The legally set minimum monthly wage is $115 (the U.S. dollar is the legal currency). The official national poverty level is $1.00 per day. According to the World Bank’s October East Asia and Pacific Economic Update, 30.3 percent of the population lived at or below the International Poverty Rate of $1.9 per day, while the Basic Needs Poverty Rate was 41.8 percent. The labor code provides for a standard workweek of 44 hours. Overtime cannot exceed 16 hours per week, except in emergencies, which the labor code defined as “force majeure or where such work is indispensable in order to prevent or repair serious damages for the company or for its feasibility.” The law sets minimum standards for worker health and safety. The law provides explicitly for the right of pregnant women and new mothers to discontinue work that might harm their health without a cut in pay. It does not provide other workers the right to leave a hazardous workplace without threat of dismissal. The law requires equal treatment and remuneration for all workers, including legally employed foreign workers.

The law covers all formal sectors except civil servants, defense and police force members, and family-owned businesses operated for subsistence. The secretary of state for youth and labor is responsible for enforcement of the law. The secretary of state for youth and labor acknowledged that it lacked staff and resources to provide effective protection. The law, including legislation pertaining to hazardous work, does not apply to the informal sector; according to data from the Ministry of Finance, the informal sector employed 72 percent of the workforce. Domestic workers, a large percentage of the working population, especially of working women, were inadequately protected and particularly vulnerable to exploitative working conditions, with many receiving less than minimum wage for long hours of work. The number of inspectors was insufficient to enforce the law adequately.

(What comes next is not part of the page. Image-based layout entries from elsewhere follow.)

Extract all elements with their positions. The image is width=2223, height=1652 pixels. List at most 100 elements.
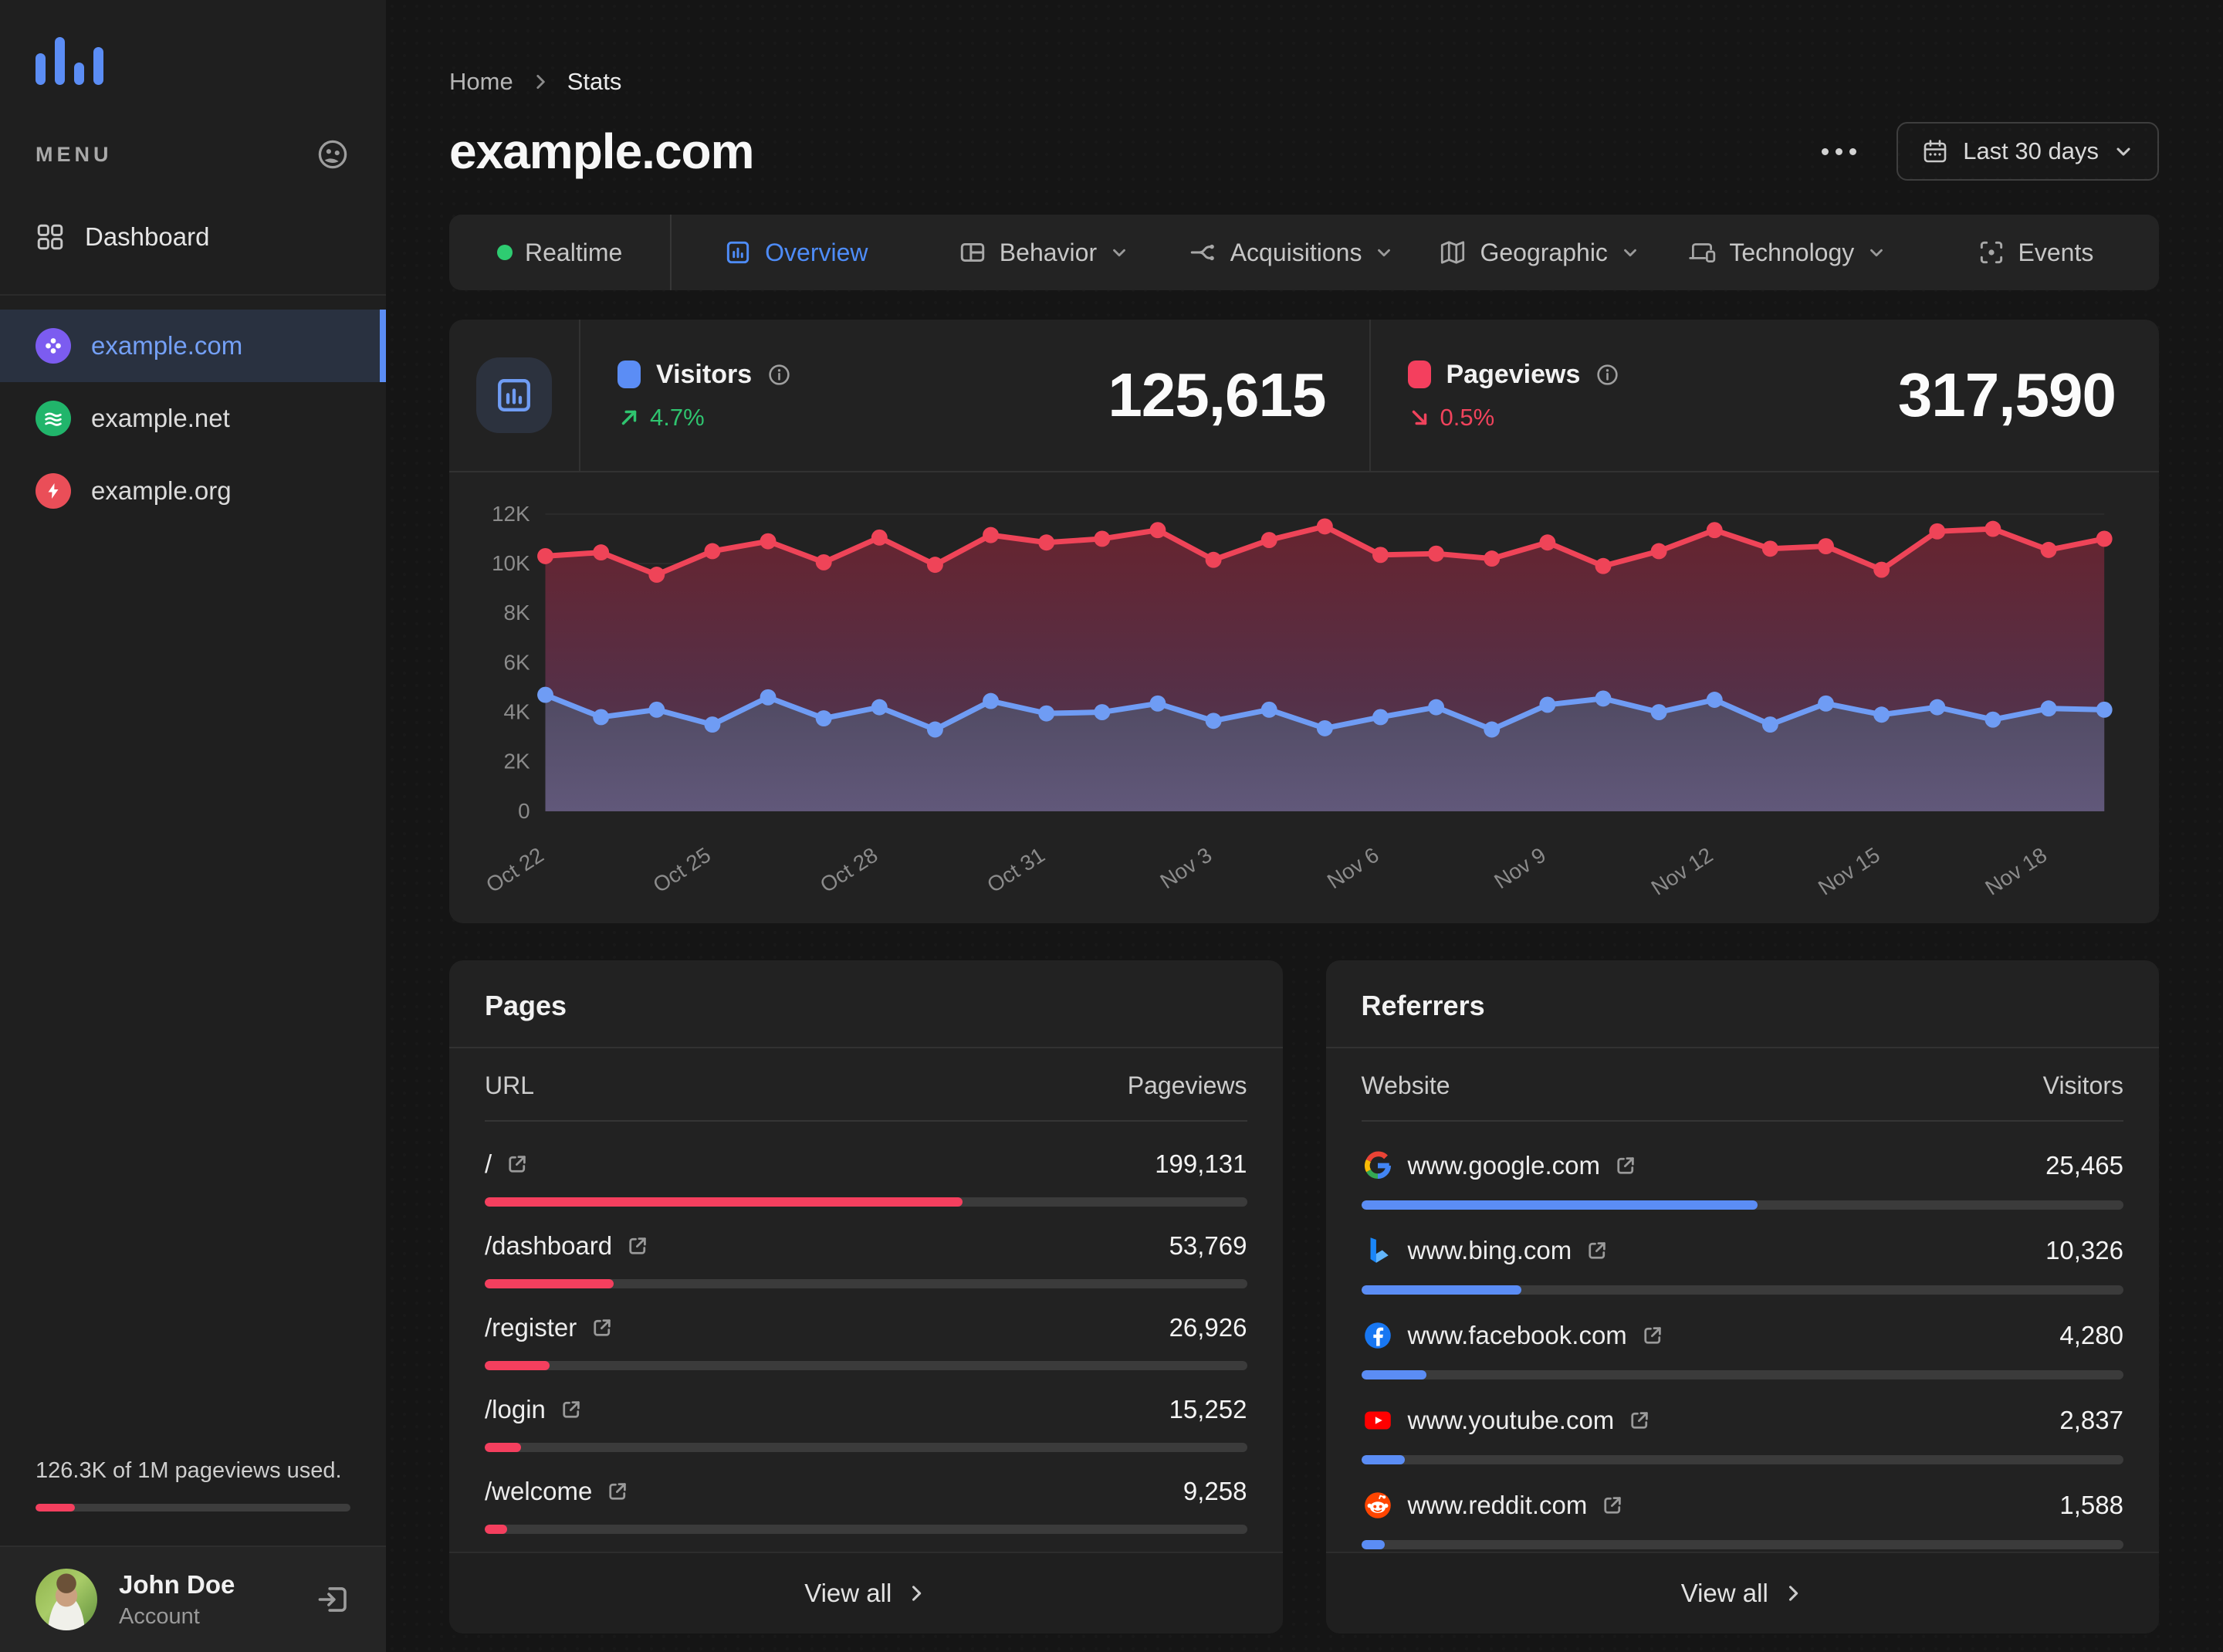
breadcrumb: Home Stats bbox=[449, 68, 2159, 96]
column-header-pageviews: Pageviews bbox=[1127, 1071, 1247, 1100]
row-progressbar bbox=[1361, 1540, 2123, 1550]
sidebar-item-example.com[interactable]: example.com bbox=[0, 310, 386, 382]
row-progressbar bbox=[485, 1197, 1247, 1207]
usage-progressbar bbox=[36, 1504, 350, 1512]
stat-delta-value: 4.7% bbox=[650, 403, 705, 431]
row-label: www.facebook.com bbox=[1407, 1321, 1627, 1350]
tab-bar: Realtime Overview Behavior Acquisitions Geog… bbox=[449, 215, 2159, 290]
tab-technology[interactable]: Technology bbox=[1663, 215, 1911, 290]
row-value: 26,926 bbox=[1169, 1313, 1247, 1342]
row-label: www.reddit.com bbox=[1407, 1491, 1588, 1520]
bar-chart-logo-icon bbox=[36, 37, 103, 85]
row-progressbar bbox=[485, 1525, 1247, 1535]
user-panel[interactable]: John Doe Account bbox=[0, 1545, 386, 1652]
svg-text:12K: 12K bbox=[492, 502, 530, 526]
row-link[interactable]: www.reddit.com bbox=[1362, 1489, 1625, 1522]
devices-icon bbox=[1687, 238, 1717, 267]
svg-text:10K: 10K bbox=[492, 551, 530, 575]
svg-text:6K: 6K bbox=[504, 650, 530, 674]
view-all-button[interactable]: View all bbox=[449, 1552, 1283, 1633]
info-icon[interactable] bbox=[1595, 363, 1619, 387]
svg-text:Oct 22: Oct 22 bbox=[482, 843, 548, 898]
row-value: 10,326 bbox=[2045, 1236, 2123, 1265]
row-link[interactable]: / bbox=[485, 1149, 529, 1179]
chart-icon bbox=[723, 238, 753, 267]
view-all-label: View all bbox=[804, 1579, 892, 1607]
tab-events[interactable]: Events bbox=[1911, 215, 2159, 290]
row-progressbar bbox=[1361, 1200, 2123, 1210]
external-link-icon[interactable] bbox=[1641, 1324, 1664, 1347]
stat-value: 317,590 bbox=[1897, 361, 2116, 429]
tab-geographic[interactable]: Geographic bbox=[1416, 215, 1663, 290]
tab-realtime[interactable]: Realtime bbox=[449, 215, 670, 290]
column-header-url: URL bbox=[485, 1071, 535, 1100]
theme-icon[interactable] bbox=[315, 137, 350, 172]
row-value: 1,588 bbox=[2059, 1491, 2123, 1520]
more-options-button[interactable] bbox=[1811, 137, 1867, 166]
row-link[interactable]: www.google.com bbox=[1362, 1149, 1637, 1182]
scan-icon bbox=[1977, 238, 2006, 267]
row-progress-fill bbox=[485, 1361, 550, 1371]
row-value: 4,280 bbox=[2059, 1321, 2123, 1350]
tab-overview[interactable]: Overview bbox=[672, 215, 919, 290]
usage-block: 126.3K of 1M pageviews used. bbox=[0, 1458, 386, 1545]
sidebar-item-example.net[interactable]: example.net bbox=[0, 382, 386, 455]
sidebar-item-example.org[interactable]: example.org bbox=[0, 455, 386, 527]
avatar[interactable] bbox=[36, 1569, 97, 1630]
view-all-label: View all bbox=[1680, 1579, 1768, 1607]
tab-label: Events bbox=[2018, 238, 2094, 266]
row-progress-fill bbox=[1361, 1540, 1386, 1550]
external-link-icon[interactable] bbox=[590, 1316, 614, 1339]
breadcrumb-home[interactable]: Home bbox=[449, 68, 513, 96]
page-title: example.com bbox=[449, 124, 755, 179]
tab-behavior[interactable]: Behavior bbox=[919, 215, 1167, 290]
row-progress-fill bbox=[1361, 1370, 1427, 1380]
row-link[interactable]: www.youtube.com bbox=[1362, 1404, 1652, 1437]
tab-acquisitions[interactable]: Acquisitions bbox=[1168, 215, 1416, 290]
stat-visitors: Visitors 4.7% 125,615 bbox=[580, 320, 1369, 471]
site-list: example.com example.net example.org bbox=[0, 310, 386, 527]
row-link[interactable]: /register bbox=[485, 1313, 614, 1342]
row-progress-fill bbox=[485, 1197, 963, 1207]
row-link[interactable]: www.facebook.com bbox=[1362, 1319, 1664, 1352]
sidebar-item-dashboard[interactable]: Dashboard bbox=[0, 212, 386, 262]
stat-pageviews: Pageviews 0.5% 317,590 bbox=[1371, 320, 2160, 471]
chart-icon bbox=[476, 357, 552, 433]
external-link-icon[interactable] bbox=[506, 1153, 529, 1176]
svg-text:Nov 15: Nov 15 bbox=[1814, 843, 1884, 900]
youtube-icon bbox=[1362, 1404, 1394, 1437]
row-link[interactable]: www.bing.com bbox=[1362, 1234, 1609, 1267]
date-range-button[interactable]: Last 30 days bbox=[1896, 122, 2159, 181]
referrers-rows: www.google.com 25,465 www.bing.com 10,326 ww… bbox=[1326, 1122, 2160, 1552]
site-name: example.net bbox=[91, 404, 230, 432]
tab-label: Overview bbox=[765, 238, 868, 266]
row-link[interactable]: /dashboard bbox=[485, 1231, 649, 1261]
row-progress-fill bbox=[485, 1525, 507, 1535]
logout-icon[interactable] bbox=[315, 1582, 350, 1617]
external-link-icon[interactable] bbox=[1614, 1154, 1637, 1177]
panel-title: Pages bbox=[485, 990, 567, 1022]
row-link[interactable]: /welcome bbox=[485, 1477, 629, 1506]
tab-label: Realtime bbox=[525, 238, 623, 266]
external-link-icon[interactable] bbox=[1628, 1409, 1651, 1432]
row-link[interactable]: /login bbox=[485, 1395, 583, 1424]
chevron-right-icon bbox=[1788, 1586, 1798, 1601]
usage-text: 126.3K of 1M pageviews used. bbox=[36, 1458, 342, 1483]
row-label: www.bing.com bbox=[1407, 1236, 1572, 1265]
row-value: 199,131 bbox=[1155, 1149, 1247, 1179]
external-link-icon[interactable] bbox=[1601, 1494, 1624, 1517]
sidebar: MENU Dashboard example.com example.net exa… bbox=[0, 0, 386, 1652]
external-link-icon[interactable] bbox=[560, 1398, 583, 1421]
row-progress-fill bbox=[485, 1443, 522, 1453]
info-icon[interactable] bbox=[767, 363, 791, 387]
external-link-icon[interactable] bbox=[1585, 1239, 1609, 1262]
bolt-icon bbox=[36, 473, 71, 509]
tab-label: Acquisitions bbox=[1230, 238, 1362, 266]
external-link-icon[interactable] bbox=[626, 1234, 649, 1258]
row-progress-fill bbox=[1361, 1200, 1758, 1210]
stat-label: Visitors bbox=[656, 359, 753, 389]
sidebar-item-label: Dashboard bbox=[85, 222, 210, 251]
view-all-button[interactable]: View all bbox=[1325, 1552, 2159, 1633]
realtime-dot-icon bbox=[497, 245, 513, 260]
external-link-icon[interactable] bbox=[606, 1480, 629, 1503]
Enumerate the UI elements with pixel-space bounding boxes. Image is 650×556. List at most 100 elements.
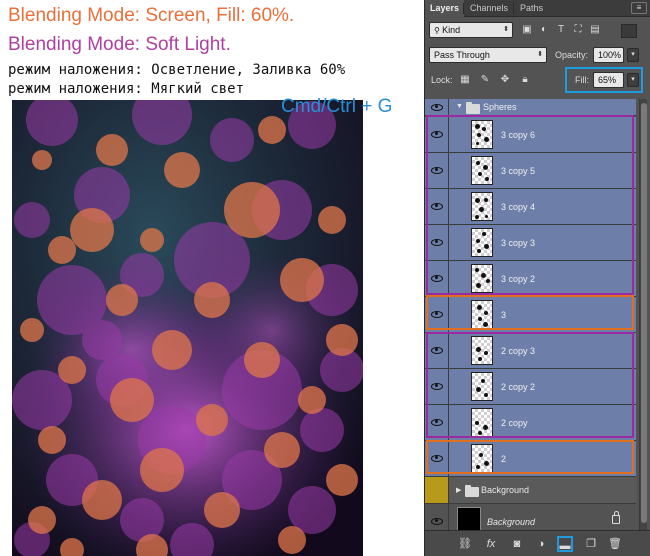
lock-all-icon[interactable]: 🔒︎: [519, 74, 531, 86]
orange-sphere: [224, 182, 280, 238]
lock-icon: [612, 511, 620, 524]
tab-divider: [513, 3, 514, 14]
trash-icon[interactable]: 🗑︎: [607, 536, 623, 552]
layer2-highlight: [426, 440, 634, 474]
panel-menu-icon[interactable]: ≡: [631, 2, 647, 14]
orange-sphere: [258, 116, 286, 144]
add-mask-icon[interactable]: ◙: [509, 536, 525, 552]
fill-value: 65%: [598, 75, 617, 85]
artwork-area: Blending Mode: Screen, Fill: 60%. Blendi…: [0, 0, 422, 556]
tab-paths[interactable]: Paths: [515, 0, 548, 17]
canvas-artwork: [12, 100, 363, 556]
opacity-value: 100%: [598, 50, 622, 60]
purple-sphere: [14, 202, 50, 238]
chevron-down-icon: ⬍: [503, 26, 509, 33]
expand-arrow-icon[interactable]: ▶: [456, 486, 461, 494]
search-icon: ⚲: [434, 26, 443, 35]
layers-scrollbar[interactable]: [639, 99, 647, 531]
link-icon[interactable]: ⛓: [457, 536, 473, 552]
caption-soft-light: Blending Mode: Soft Light.: [8, 34, 231, 55]
copy2-group-highlight: [426, 332, 634, 438]
orange-sphere: [32, 150, 52, 170]
tab-divider: [463, 3, 464, 14]
orange-sphere: [70, 208, 114, 252]
orange-sphere: [204, 492, 240, 528]
orange-sphere: [110, 378, 154, 422]
layers-action-bar: ⛓ fx ◙ ◑ ▬ ❐ 🗑︎: [425, 530, 650, 556]
visibility-toggle[interactable]: [425, 477, 449, 503]
visibility-toggle[interactable]: [425, 99, 449, 115]
fill-input[interactable]: 65%: [593, 72, 624, 88]
chevron-down-icon: ⬍: [537, 51, 543, 58]
orange-sphere: [82, 480, 122, 520]
layer3-highlight: [426, 295, 634, 330]
filter-smart-object-icon[interactable]: ▤: [589, 24, 601, 36]
filter-adjustment-icon[interactable]: ◐: [538, 24, 550, 36]
new-layer-icon[interactable]: ❐: [583, 536, 599, 552]
layer-group-row[interactable]: ▼ Spheres: [425, 99, 636, 116]
orange-sphere: [28, 506, 56, 534]
panel-tab-bar: Layers Channels Paths ≡: [425, 0, 650, 17]
orange-sphere: [326, 464, 358, 496]
orange-sphere: [298, 386, 326, 414]
fill-label: Fill:: [575, 75, 589, 85]
blend-mode-value: Pass Through: [434, 50, 490, 60]
tab-channels[interactable]: Channels: [465, 0, 513, 17]
filter-type-icon[interactable]: T: [555, 24, 567, 36]
kind-filter-dropdown[interactable]: ⚲ Kind ⬍: [429, 22, 513, 38]
shortcut-label: Cmd/Ctrl + G: [281, 96, 393, 117]
adjustment-icon[interactable]: ◑: [533, 536, 549, 552]
lock-paint-icon[interactable]: ✎: [479, 74, 491, 86]
orange-sphere: [20, 318, 44, 342]
layer-name: Background: [481, 485, 530, 495]
scrollbar-thumb[interactable]: [641, 103, 647, 523]
layer-group-row[interactable]: ▶ Background: [425, 477, 636, 504]
orange-sphere: [326, 324, 358, 356]
orange-sphere: [38, 426, 66, 454]
orange-sphere: [318, 206, 346, 234]
blend-mode-dropdown[interactable]: Pass Through ⬍: [429, 47, 547, 63]
orange-sphere: [278, 526, 306, 554]
fx-icon[interactable]: fx: [483, 536, 499, 552]
lock-transparency-icon[interactable]: ▦: [459, 74, 471, 86]
opacity-input[interactable]: 100%: [593, 47, 624, 63]
expand-arrow-icon[interactable]: ▼: [456, 103, 463, 110]
caption-screen-blend: Blending Mode: Screen, Fill: 60%.: [8, 5, 295, 26]
opacity-label: Opacity:: [555, 50, 589, 60]
eye-icon: [431, 518, 443, 525]
orange-sphere: [152, 330, 192, 370]
orange-sphere: [48, 236, 76, 264]
orange-sphere: [140, 448, 184, 492]
orange-sphere: [194, 282, 230, 318]
orange-sphere: [264, 432, 300, 468]
filter-shape-icon[interactable]: ⛶: [572, 24, 584, 36]
fill-slider-button[interactable]: ▾: [627, 73, 639, 87]
copy3-group-highlight: [426, 115, 634, 295]
caption-russian-screen: режим наложения: Осветление, Заливка 60%: [8, 62, 346, 78]
orange-sphere: [58, 356, 86, 384]
orange-sphere: [140, 228, 164, 252]
orange-sphere: [244, 342, 280, 378]
layers-panel: Layers Channels Paths ≡ ⚲ Kind ⬍ ▣ ◐ T ⛶…: [424, 0, 650, 556]
opacity-slider-button[interactable]: ▾: [627, 48, 639, 62]
orange-sphere: [96, 134, 128, 166]
purple-sphere: [82, 320, 122, 360]
lock-label: Lock:: [431, 75, 453, 85]
purple-sphere: [300, 408, 344, 452]
filter-toggle-icon[interactable]: [621, 24, 637, 38]
orange-sphere: [280, 258, 324, 302]
orange-sphere: [196, 404, 228, 436]
folder-icon: [466, 102, 480, 114]
eye-icon: [431, 104, 443, 111]
filter-pixel-icon[interactable]: ▣: [521, 24, 533, 36]
orange-sphere: [164, 152, 200, 188]
lock-position-icon[interactable]: ✥: [499, 74, 511, 86]
orange-sphere: [106, 284, 138, 316]
purple-sphere: [210, 118, 254, 162]
tab-layers[interactable]: Layers: [425, 0, 465, 17]
caption-russian-soft-light: режим наложения: Мягкий свет: [8, 81, 245, 97]
kind-filter-value: Kind: [442, 25, 461, 35]
new-group-icon[interactable]: ▬: [557, 536, 573, 552]
folder-icon: [465, 485, 479, 497]
layer-name: Spheres: [483, 102, 517, 112]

The labor code does not assign specific penalties or fines for violations of wage, hour, or occupational health and safety laws. Labor unions criticized inspectors for visiting worksites infrequently and for only discussing labor concerns with managers during inspections.

According to a local union, the government lacked the political will and institutional capacity to implement and enforce the labor code fully, and violations of minimum safety and health standards were common, particularly in the construction industry.